Note that $H^1(G,A)\rightarrow H^1(H,A)^{G/H}$ where $A$ is $G$-module and $H$ is a subgroup in $G$
But I suspect that ${\rm Res}\ : \ H^1(G,A)\rightarrow H^1(H,A)$ may be onto
since $ f\in C^n (G,A)\mapsto f|_{H\times \cdots \times H} \in C^n(H,A)$ is onto.
Do I miss some ?
No, the map isn't onto in general. It's easy to construct counterexamples.

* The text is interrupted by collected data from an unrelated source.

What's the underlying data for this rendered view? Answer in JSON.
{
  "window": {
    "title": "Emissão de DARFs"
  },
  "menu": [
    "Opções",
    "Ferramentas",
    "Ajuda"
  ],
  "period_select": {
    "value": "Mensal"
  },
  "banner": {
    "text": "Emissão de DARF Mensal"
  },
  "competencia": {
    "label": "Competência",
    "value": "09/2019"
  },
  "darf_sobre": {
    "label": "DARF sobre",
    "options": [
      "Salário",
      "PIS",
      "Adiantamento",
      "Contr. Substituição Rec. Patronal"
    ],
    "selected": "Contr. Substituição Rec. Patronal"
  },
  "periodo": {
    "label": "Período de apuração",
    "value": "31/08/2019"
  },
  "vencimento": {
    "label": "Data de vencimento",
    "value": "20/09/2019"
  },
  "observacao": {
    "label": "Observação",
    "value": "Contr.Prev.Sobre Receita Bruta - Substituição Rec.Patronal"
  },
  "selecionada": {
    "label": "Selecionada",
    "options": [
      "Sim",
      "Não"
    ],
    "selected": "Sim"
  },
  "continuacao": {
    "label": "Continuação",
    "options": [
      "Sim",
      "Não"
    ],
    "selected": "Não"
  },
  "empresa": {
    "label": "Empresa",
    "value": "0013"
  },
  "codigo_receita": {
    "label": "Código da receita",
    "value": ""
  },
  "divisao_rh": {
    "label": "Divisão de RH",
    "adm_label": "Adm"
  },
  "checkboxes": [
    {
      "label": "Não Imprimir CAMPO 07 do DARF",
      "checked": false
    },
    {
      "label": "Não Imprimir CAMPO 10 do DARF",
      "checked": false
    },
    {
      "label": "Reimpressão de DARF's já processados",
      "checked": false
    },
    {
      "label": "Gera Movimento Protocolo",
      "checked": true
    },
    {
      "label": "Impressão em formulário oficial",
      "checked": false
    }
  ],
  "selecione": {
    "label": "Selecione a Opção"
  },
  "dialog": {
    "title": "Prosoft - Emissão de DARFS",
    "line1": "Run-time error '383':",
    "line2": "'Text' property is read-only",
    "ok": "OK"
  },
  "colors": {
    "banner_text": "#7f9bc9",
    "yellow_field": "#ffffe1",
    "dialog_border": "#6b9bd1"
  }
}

In fact, every non-abelian p-group (more general: nilpotent group) yields a counterexample. For, let $G$ be a non-abelian p-group. Since each non-trivial normal subgroup intersects the center non-trivially, we find a central subgroup $1 \neq C \subseteq [G,G] \subsetneqq G$.
$\text{Res}: H^1(G,\mathbb{F}_p) \to H^1(C,\mathbb{F}_p)=H^1(C,\mathbb{F}_p)^{G/C}$ is the restriction $Hom(G,\mathbb{F}_p) \to Hom(C,\mathbb{F}_p)$ which is zero because $f \in Hom(G,\mathbb{F}_p)$ vanishes on $[G,G]$.